At Chantry Library today we discussed a men’s mental health group. The last year and a half have been incredibly difficult for all of us, and I’m sure I’m not alone in saying that mental health has been impacted. I think a men’s mental health group is a great idea and hope this really takes off.
We also talked about the purchase of a new amnesty knife bin, a tool to combat knife crime. We know the devastating consequences of knife crime and carrying weapons – it’s important we do whatever we can to reduce knife crime.
I was very disturbed by what I witnessed during my visit to St Francis Tower yesterday to meet residents. A massive shrink wrap now covers the Tower. My constituents are literally living in the dark, virtually no natural sun light.

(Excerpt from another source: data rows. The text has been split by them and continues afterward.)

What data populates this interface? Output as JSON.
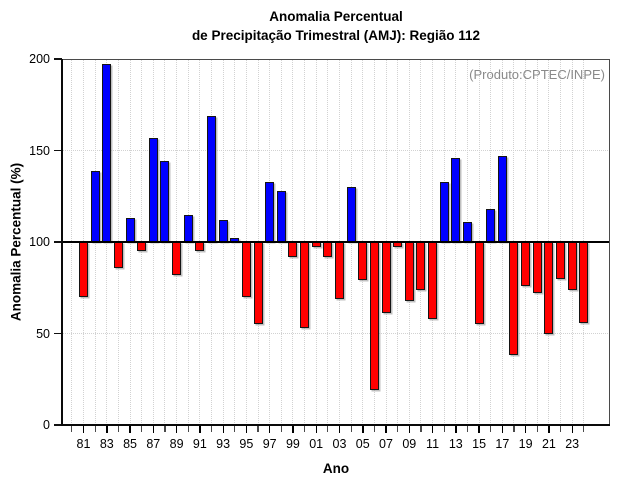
{
  "title": {
    "line1": "Anomalia Percentual",
    "line2": "de Precipitação Trimestral (AMJ): Região 112"
  },
  "annotation": "(Produto:CPTEC/INPE)",
  "chart_data": {
    "type": "bar",
    "title": "Anomalia Percentual de Precipitação Trimestral (AMJ): Região 112",
    "xlabel": "Ano",
    "ylabel": "Anomalia Percentual (%)",
    "baseline": 100,
    "ylim": [
      0,
      200
    ],
    "yticks": [
      0,
      50,
      100,
      150,
      200
    ],
    "ytick_labels": [
      "0",
      "50",
      "100",
      "150",
      "200"
    ],
    "x_years": [
      1981,
      1982,
      1983,
      1984,
      1985,
      1986,
      1987,
      1988,
      1989,
      1990,
      1991,
      1992,
      1993,
      1994,
      1995,
      1996,
      1997,
      1998,
      1999,
      2000,
      2001,
      2002,
      2003,
      2004,
      2005,
      2006,
      2007,
      2008,
      2009,
      2010,
      2011,
      2012,
      2013,
      2014,
      2015,
      2016,
      2017,
      2018,
      2019,
      2020,
      2021,
      2022,
      2023,
      2024
    ],
    "values": [
      70,
      139,
      197,
      86,
      113,
      95,
      157,
      144,
      82,
      115,
      95,
      169,
      112,
      102,
      70,
      55,
      133,
      128,
      92,
      53,
      97,
      92,
      69,
      130,
      79,
      19,
      61,
      97,
      68,
      74,
      58,
      133,
      146,
      111,
      55,
      118,
      147,
      38,
      76,
      72,
      50,
      80,
      74,
      56
    ],
    "xtick_label_years": [
      1981,
      1983,
      1985,
      1987,
      1989,
      1991,
      1993,
      1995,
      1997,
      1999,
      2001,
      2003,
      2005,
      2007,
      2009,
      2011,
      2013,
      2015,
      2017,
      2019,
      2021,
      2023
    ],
    "xtick_labels": [
      "81",
      "83",
      "85",
      "87",
      "89",
      "91",
      "93",
      "95",
      "97",
      "99",
      "01",
      "03",
      "05",
      "07",
      "09",
      "11",
      "13",
      "15",
      "17",
      "19",
      "21",
      "23"
    ],
    "grid": "dotted",
    "legend": null,
    "colors": {
      "above_baseline": "#0000ff",
      "below_baseline": "#ff0000",
      "bar_border": "#151515",
      "baseline_line": "#000000",
      "grid_line": "#d2d2d2",
      "frame": "#4a4a4a",
      "annotation_text": "#8a8a8a",
      "text": "#000000"
    }
  }
}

No consultation and they’ve been told it could all last 18 months.
Bizarrely construction work on the building hasn’t even started. I fear that this will be debilitating to the mental health of my constituents.
The building manager has shown a total lack of respect and regard to St Francis Road residents and it cannot continue.

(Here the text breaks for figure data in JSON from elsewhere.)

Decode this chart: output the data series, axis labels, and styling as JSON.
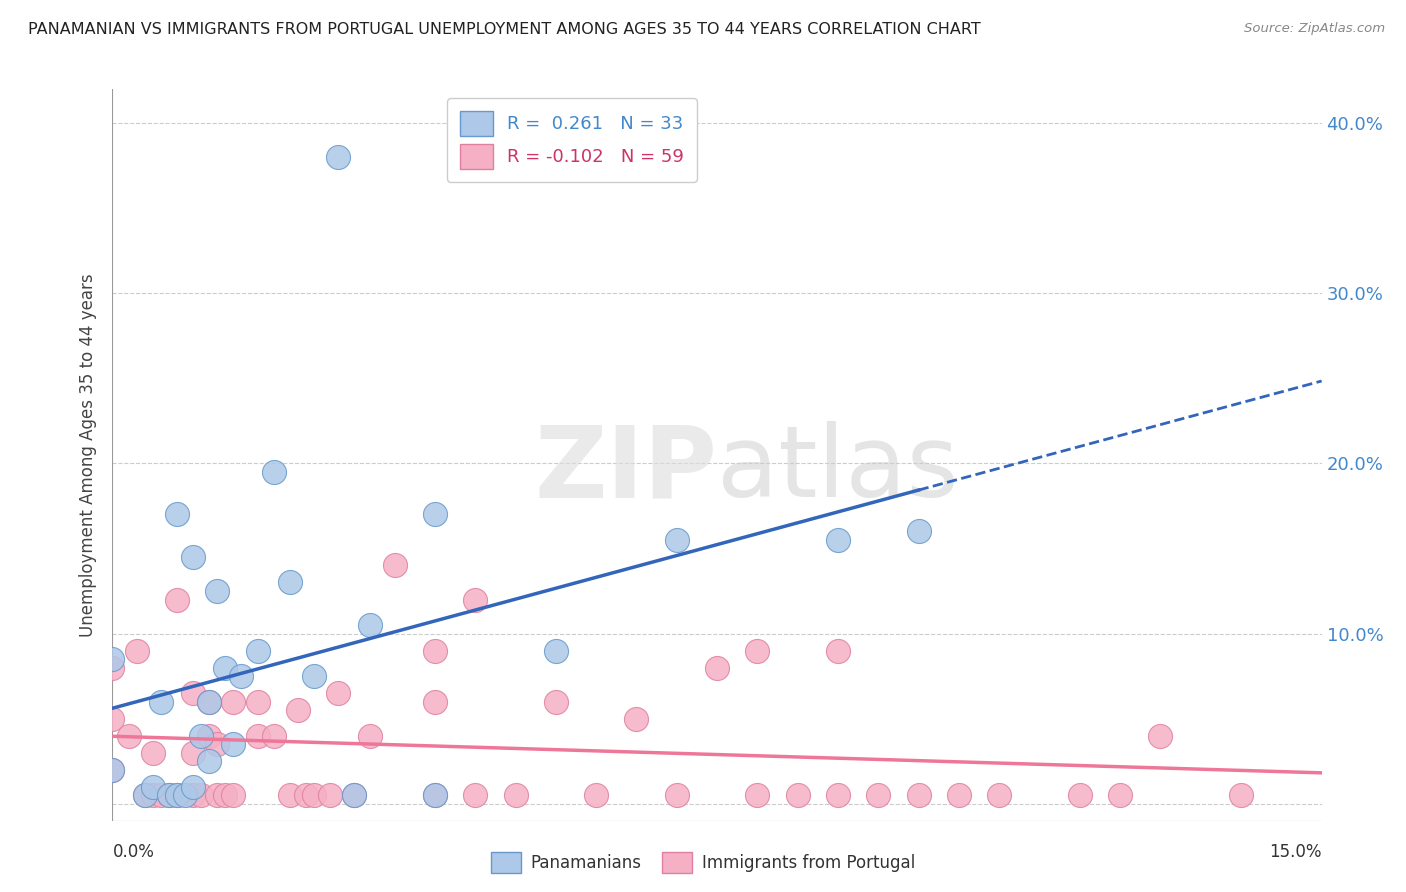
{
  "title": "PANAMANIAN VS IMMIGRANTS FROM PORTUGAL UNEMPLOYMENT AMONG AGES 35 TO 44 YEARS CORRELATION CHART",
  "source": "Source: ZipAtlas.com",
  "ylabel": "Unemployment Among Ages 35 to 44 years",
  "xlim": [
    0.0,
    0.15
  ],
  "ylim": [
    -0.01,
    0.42
  ],
  "yticks": [
    0.0,
    0.1,
    0.2,
    0.3,
    0.4
  ],
  "ytick_labels": [
    "",
    "10.0%",
    "20.0%",
    "30.0%",
    "40.0%"
  ],
  "blue_color": "#adc8e8",
  "pink_color": "#f5b0c5",
  "blue_edge_color": "#6699cc",
  "pink_edge_color": "#e080a0",
  "blue_line_color": "#3366bb",
  "pink_line_color": "#ee7799",
  "blue_scatter_x": [
    0.0,
    0.0,
    0.004,
    0.005,
    0.006,
    0.007,
    0.008,
    0.008,
    0.009,
    0.01,
    0.01,
    0.011,
    0.012,
    0.012,
    0.013,
    0.014,
    0.015,
    0.016,
    0.018,
    0.02,
    0.022,
    0.025,
    0.028,
    0.03,
    0.032,
    0.04,
    0.04,
    0.055,
    0.07,
    0.09,
    0.1
  ],
  "blue_scatter_y": [
    0.02,
    0.085,
    0.005,
    0.01,
    0.06,
    0.005,
    0.005,
    0.17,
    0.005,
    0.01,
    0.145,
    0.04,
    0.06,
    0.025,
    0.125,
    0.08,
    0.035,
    0.075,
    0.09,
    0.195,
    0.13,
    0.075,
    0.38,
    0.005,
    0.105,
    0.005,
    0.17,
    0.09,
    0.155,
    0.155,
    0.16
  ],
  "pink_scatter_x": [
    0.0,
    0.0,
    0.0,
    0.002,
    0.003,
    0.004,
    0.005,
    0.005,
    0.006,
    0.007,
    0.008,
    0.008,
    0.01,
    0.01,
    0.01,
    0.011,
    0.012,
    0.012,
    0.013,
    0.013,
    0.014,
    0.015,
    0.015,
    0.018,
    0.018,
    0.02,
    0.022,
    0.023,
    0.024,
    0.025,
    0.027,
    0.028,
    0.03,
    0.032,
    0.035,
    0.04,
    0.04,
    0.04,
    0.045,
    0.045,
    0.05,
    0.055,
    0.06,
    0.065,
    0.07,
    0.075,
    0.08,
    0.08,
    0.085,
    0.09,
    0.09,
    0.095,
    0.1,
    0.105,
    0.11,
    0.12,
    0.125,
    0.13,
    0.14
  ],
  "pink_scatter_y": [
    0.02,
    0.05,
    0.08,
    0.04,
    0.09,
    0.005,
    0.005,
    0.03,
    0.005,
    0.005,
    0.005,
    0.12,
    0.005,
    0.03,
    0.065,
    0.005,
    0.04,
    0.06,
    0.005,
    0.035,
    0.005,
    0.005,
    0.06,
    0.04,
    0.06,
    0.04,
    0.005,
    0.055,
    0.005,
    0.005,
    0.005,
    0.065,
    0.005,
    0.04,
    0.14,
    0.005,
    0.06,
    0.09,
    0.005,
    0.12,
    0.005,
    0.06,
    0.005,
    0.05,
    0.005,
    0.08,
    0.005,
    0.09,
    0.005,
    0.09,
    0.005,
    0.005,
    0.005,
    0.005,
    0.005,
    0.005,
    0.005,
    0.04,
    0.005
  ]
}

I have already written one letter to the building manager but will be sending a second very strongly worded letter following my visit. I will also be alerting the Housing Minister and raising in Parliament as many times as I need to until this is sorted.
As a word “angry” doesn’t do justice to the emotions I felt when I left the Tower.
A few weeks ago, I received a letter from Sammy Steven who is a customer at the Papworth trust on Foundation St in Ipswich, which is a trust which does fantastic work supporting the disabled community in Ipswich and adults with learning disabilities. When the lockdown started, they were very down and didn’t know how they would cope. Because of the exceptional work done by the staff and volunteers they made it work and they created a lockdown journal. They became journalists and wrote about their experiences so they will remember them forevermore and they also tried new things. They became poets and music instructors. I asked Jacob Rees-Mogg if the Government would find time for us to debate in the House of Commons how we fund and how we structure these services to support adults who have got learning disabilities, but also to focus on what they can do positively, not always on what they can’t.
Jacob Rees-Mogg responded by saying that we should always think about what people can do and we should always be positive as a society. He told me that he was glad to hear about the work of the Papworth Trust. He acknowledged that organisations like this are a lifeline of support for some of the most vulnerable in our communities and everything that can be done to support them should be done.